Au sein des gradés et de façon générale au sein des forces de l’ordre, avec des variations selon les corps, il semble qu’il ait toujours existé un courant d’extrême droite. Mais celui-ci ne s’organise pas en tant que tel, ne rompt pas avec la discipline et donc l’État de droit.

Il y a des éléments matériels qui expliquent la continuité de cette proximité, le rôle social des forces de l’ordre dans le cadre de l’État bourgeois d’un pays capitaliste dominant.
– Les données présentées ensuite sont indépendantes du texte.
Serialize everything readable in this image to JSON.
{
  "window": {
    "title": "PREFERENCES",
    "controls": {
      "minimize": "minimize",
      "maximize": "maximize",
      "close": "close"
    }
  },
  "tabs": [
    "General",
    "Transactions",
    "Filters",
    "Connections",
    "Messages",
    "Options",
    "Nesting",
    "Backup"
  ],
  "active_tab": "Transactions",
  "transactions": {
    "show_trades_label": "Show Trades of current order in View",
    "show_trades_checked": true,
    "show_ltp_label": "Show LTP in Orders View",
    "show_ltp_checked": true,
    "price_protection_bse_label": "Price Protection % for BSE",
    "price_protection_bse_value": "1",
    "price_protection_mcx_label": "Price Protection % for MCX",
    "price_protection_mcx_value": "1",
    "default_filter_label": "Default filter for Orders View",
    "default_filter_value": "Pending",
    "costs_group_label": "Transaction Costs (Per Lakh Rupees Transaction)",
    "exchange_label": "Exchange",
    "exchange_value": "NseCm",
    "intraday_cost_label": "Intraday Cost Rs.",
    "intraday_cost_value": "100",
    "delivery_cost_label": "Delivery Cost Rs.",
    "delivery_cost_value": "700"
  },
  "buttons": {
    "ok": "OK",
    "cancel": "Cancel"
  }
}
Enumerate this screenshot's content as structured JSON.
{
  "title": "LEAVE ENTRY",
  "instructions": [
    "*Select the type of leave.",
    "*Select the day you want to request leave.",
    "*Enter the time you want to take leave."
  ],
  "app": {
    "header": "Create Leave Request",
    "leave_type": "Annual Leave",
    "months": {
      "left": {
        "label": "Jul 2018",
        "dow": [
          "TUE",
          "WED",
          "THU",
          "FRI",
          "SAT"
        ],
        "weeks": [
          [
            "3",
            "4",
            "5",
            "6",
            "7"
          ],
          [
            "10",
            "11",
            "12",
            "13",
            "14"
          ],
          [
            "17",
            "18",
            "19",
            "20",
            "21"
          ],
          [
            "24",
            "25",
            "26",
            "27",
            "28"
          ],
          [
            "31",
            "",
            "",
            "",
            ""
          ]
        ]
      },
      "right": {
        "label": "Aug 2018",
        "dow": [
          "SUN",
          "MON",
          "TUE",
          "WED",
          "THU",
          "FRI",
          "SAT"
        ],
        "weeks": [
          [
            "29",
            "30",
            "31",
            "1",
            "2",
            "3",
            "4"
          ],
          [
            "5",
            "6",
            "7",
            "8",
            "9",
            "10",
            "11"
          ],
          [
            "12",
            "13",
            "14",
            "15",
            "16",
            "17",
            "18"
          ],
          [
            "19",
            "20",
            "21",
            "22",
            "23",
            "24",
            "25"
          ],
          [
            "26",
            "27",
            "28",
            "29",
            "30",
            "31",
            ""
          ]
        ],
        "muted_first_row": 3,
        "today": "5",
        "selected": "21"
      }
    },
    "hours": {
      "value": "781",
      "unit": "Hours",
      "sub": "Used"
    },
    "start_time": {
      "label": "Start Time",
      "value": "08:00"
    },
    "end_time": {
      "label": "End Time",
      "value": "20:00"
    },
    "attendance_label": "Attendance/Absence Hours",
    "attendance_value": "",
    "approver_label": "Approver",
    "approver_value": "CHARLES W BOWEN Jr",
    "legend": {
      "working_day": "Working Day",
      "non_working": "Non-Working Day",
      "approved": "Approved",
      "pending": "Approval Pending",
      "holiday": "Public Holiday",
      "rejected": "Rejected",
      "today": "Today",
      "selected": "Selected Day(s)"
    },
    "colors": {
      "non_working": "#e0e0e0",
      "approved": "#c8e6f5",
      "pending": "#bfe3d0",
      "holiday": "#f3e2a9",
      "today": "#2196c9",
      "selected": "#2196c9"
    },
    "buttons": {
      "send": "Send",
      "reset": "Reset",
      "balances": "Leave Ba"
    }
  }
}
Sur le plan intérieur, les forces de l’ordre sont la garantie du maintien de l’ordre public, c’est-à-dire du bon fonctionnement capitaliste.

En droit français, les missions de police se subdivisent ainsi en deux catégories, les missions de police administrative, qui visent à prévenir les atteintes à l’ordre public, et celles de police judiciaire, qui visent au rétablissement de celui-ci et à la répression des auteurs des troubles. En principe, l’armée n’intervient pas pour maintenir l’ordre intérieur (mais il y a eu au fil du temps des exceptions importantes), cette mission est réservée à deux forces de police : la police proprement dite et la gendarmerie.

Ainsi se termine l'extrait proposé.